The construction of data Warehouse in big Data Environment

Source: Internet
Author: User

Radish (: Robbie_qi)

The recent study of a big data company 1010data in the United States, which presented the concept of a new generation of data warehouses in the product whitepaper (next-generation data DISCOVERY), has the following characteristics compared to the first generation Data warehouse:

users can analyze and query for any problem , that is to say, the analysis system to provide a more user-friendly operation experience, more detailed data granularity;

L Analysis efficiency and horizontal expansion, in the case of large data volume, but also to ensure the efficiency of the analysis process;

data mashup and data sharing, emphasizing integrated analysis of internal and external data, and monetization of data;

In its report, it also emphasizes the importance of self-help analysis, and to get the data analysis out of the IT Support department, which is somewhat similar to the 1th content, but emphasizes the ease of use of the system. To further illustrate its point of view, the white paper compares the first generation of data warehouses with the next generation of data warehouses, as follows:

In general, I agree with the new generation of data warehousing, which is easy to use, efficient, extensible, data sharing, etc., but it is difficult for me to disagree with the comparison, especially in the speed, expansion two. Traditional Data Warehouse, the size of the data can be very large, for example, the telecommunications operators, the single data volume may be very large, in the data warehouse construction, it is necessary to consider the processing speed and expansion of the problem, but will not use the current stage of the very fire of Hadoop, but can use distributed MySQL, parallel computing and other aspects of technology, This improves processing speed and solves the problem of device expansion.

I personally believe that in the big data era to build data Warehouse, focus on the solution is to open up the enterprise data and enterprise data, to achieve "full data" mining and application, which is the essence of big data. The reason for full data analysis is based on the following considerations:

1) can be more comprehensive positioning problems, to propose solutions. Traditional Data Warehouse, because only focus on open enterprise internal business System Island, access to the enterprise internal data, is the enterprise internal factors affecting the problem, and the cause of the problem is often complex, in addition to the enterprise itself, external macro factors, social factors are also essential analysis content, Traditional data warehouses are powerless to do this.

2) Predictions for the future can be more accurate. In the era of big data, more emphasis is placed on data forecasting, which uses data mining algorithm to realize auxiliary decision, and the accuracy of analytic algorithm depends on the diversity and accuracy of variables affecting the prediction result. For example, we are familiar with the video recommendation, according to the user's viewing history recommendation of the most interesting content, the recommendation algorithm's hit rate depends largely on what you can find to affect user interest in the variable, including the viewing history, user classification, popular video, etc., if you collect the user's internal viewing history, Lack of external audience viewing habits, then your recommendation algorithm is flawed, especially when the user size is small, such as the first time to get everyone is looking for "Wumei" signal.

Monday, April 13, 2015

The construction of data Warehouse in big Data Environment

Related Article

Contact Us

The content source of this page is from Internet, which doesn't represent Alibaba Cloud's opinion; products and services mentioned on that page don't have any relationship with Alibaba Cloud. If the content of the page makes you feel confusing, please write us an email, we will handle the problem within 5 days after receiving your email.

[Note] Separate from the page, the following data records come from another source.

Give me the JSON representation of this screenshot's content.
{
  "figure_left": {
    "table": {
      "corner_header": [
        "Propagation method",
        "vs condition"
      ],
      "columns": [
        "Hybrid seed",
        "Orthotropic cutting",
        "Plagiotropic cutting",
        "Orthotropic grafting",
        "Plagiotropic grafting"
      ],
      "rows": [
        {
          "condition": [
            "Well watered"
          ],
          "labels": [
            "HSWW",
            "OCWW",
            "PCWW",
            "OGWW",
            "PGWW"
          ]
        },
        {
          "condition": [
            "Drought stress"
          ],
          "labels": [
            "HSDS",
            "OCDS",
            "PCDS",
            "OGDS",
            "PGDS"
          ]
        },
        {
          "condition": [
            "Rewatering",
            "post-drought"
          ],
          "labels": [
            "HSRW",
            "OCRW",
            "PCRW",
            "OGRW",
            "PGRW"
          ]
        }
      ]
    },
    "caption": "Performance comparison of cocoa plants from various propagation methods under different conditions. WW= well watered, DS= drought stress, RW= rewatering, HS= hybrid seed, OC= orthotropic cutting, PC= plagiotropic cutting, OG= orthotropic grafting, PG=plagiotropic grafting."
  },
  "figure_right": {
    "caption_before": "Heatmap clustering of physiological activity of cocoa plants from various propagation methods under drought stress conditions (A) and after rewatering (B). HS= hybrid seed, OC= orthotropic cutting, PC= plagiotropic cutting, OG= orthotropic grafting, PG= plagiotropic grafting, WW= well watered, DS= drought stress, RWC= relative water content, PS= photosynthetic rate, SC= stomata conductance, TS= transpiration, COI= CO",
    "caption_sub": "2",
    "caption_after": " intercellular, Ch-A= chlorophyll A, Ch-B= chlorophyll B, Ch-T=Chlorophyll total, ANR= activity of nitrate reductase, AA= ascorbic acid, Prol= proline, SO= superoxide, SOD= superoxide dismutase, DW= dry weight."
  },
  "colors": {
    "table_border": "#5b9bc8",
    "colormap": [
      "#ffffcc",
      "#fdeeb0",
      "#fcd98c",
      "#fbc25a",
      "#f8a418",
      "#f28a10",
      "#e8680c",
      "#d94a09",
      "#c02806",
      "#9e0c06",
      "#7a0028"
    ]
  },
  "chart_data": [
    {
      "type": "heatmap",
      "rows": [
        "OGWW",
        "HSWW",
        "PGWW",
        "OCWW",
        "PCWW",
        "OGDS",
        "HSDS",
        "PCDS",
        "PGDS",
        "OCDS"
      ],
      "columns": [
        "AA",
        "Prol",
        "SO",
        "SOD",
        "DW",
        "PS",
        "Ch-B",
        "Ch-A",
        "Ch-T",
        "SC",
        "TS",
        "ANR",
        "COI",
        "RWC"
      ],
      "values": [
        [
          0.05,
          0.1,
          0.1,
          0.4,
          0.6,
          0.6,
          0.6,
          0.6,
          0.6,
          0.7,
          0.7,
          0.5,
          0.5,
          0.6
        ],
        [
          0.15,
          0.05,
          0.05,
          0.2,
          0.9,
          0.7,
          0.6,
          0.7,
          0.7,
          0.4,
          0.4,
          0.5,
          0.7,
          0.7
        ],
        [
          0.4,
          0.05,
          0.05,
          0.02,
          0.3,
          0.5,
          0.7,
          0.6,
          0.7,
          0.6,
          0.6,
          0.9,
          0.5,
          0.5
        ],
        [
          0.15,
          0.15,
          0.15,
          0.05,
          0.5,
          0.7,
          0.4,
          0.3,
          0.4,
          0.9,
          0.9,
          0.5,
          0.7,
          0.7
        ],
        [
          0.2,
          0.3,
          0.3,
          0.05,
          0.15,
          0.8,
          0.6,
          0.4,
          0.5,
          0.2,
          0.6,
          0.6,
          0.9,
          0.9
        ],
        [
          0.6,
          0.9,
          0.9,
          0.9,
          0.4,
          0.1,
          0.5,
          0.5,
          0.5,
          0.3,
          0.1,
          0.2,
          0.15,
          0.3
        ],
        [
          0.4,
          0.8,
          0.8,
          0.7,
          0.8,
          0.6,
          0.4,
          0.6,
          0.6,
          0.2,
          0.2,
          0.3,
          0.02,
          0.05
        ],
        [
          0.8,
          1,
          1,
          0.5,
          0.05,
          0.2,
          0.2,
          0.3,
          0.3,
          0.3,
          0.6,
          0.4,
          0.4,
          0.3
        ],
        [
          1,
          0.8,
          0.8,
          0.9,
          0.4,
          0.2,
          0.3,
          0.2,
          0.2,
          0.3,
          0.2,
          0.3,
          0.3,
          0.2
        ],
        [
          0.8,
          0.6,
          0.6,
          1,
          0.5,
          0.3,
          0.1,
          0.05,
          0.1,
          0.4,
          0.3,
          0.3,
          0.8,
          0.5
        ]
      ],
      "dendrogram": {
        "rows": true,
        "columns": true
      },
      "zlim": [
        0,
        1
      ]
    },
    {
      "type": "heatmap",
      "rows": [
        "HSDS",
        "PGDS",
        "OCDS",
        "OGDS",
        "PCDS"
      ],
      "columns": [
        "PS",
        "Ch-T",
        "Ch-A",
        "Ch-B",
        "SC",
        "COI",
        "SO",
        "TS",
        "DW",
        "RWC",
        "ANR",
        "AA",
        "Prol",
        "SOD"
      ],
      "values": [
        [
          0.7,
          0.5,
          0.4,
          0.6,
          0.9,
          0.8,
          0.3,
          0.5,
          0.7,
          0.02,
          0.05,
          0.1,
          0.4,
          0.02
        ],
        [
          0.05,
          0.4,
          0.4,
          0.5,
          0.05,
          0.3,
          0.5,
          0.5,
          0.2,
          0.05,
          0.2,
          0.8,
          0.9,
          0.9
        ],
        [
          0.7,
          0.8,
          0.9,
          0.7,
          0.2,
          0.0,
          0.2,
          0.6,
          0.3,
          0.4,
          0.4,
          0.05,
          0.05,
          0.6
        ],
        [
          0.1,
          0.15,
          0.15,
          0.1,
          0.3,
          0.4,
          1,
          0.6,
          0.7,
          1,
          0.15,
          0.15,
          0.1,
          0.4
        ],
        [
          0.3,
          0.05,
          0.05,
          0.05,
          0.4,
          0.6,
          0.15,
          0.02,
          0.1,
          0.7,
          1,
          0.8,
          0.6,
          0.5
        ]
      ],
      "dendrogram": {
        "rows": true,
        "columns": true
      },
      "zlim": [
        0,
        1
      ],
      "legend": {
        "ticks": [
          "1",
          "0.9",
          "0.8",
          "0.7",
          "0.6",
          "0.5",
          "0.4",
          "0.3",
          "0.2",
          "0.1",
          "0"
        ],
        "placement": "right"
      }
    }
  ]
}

If you find any instances of plagiarism from the community, please send an email to: info-contact@alibabacloud.com and provide relevant evidence. A staff member will contact you within 5 working days.

A Free Trial That Lets You Build Big!

Start building with 50+ products and up to 12 months usage for Elastic Compute Service

  • Sales Support

    1 on 1 presale consultation

  • After-Sales Support

    24/7 Technical Support 6 Free Tickets per Quarter Faster Response

  • Alibaba Cloud offers highly flexible support services tailored to meet your exact needs.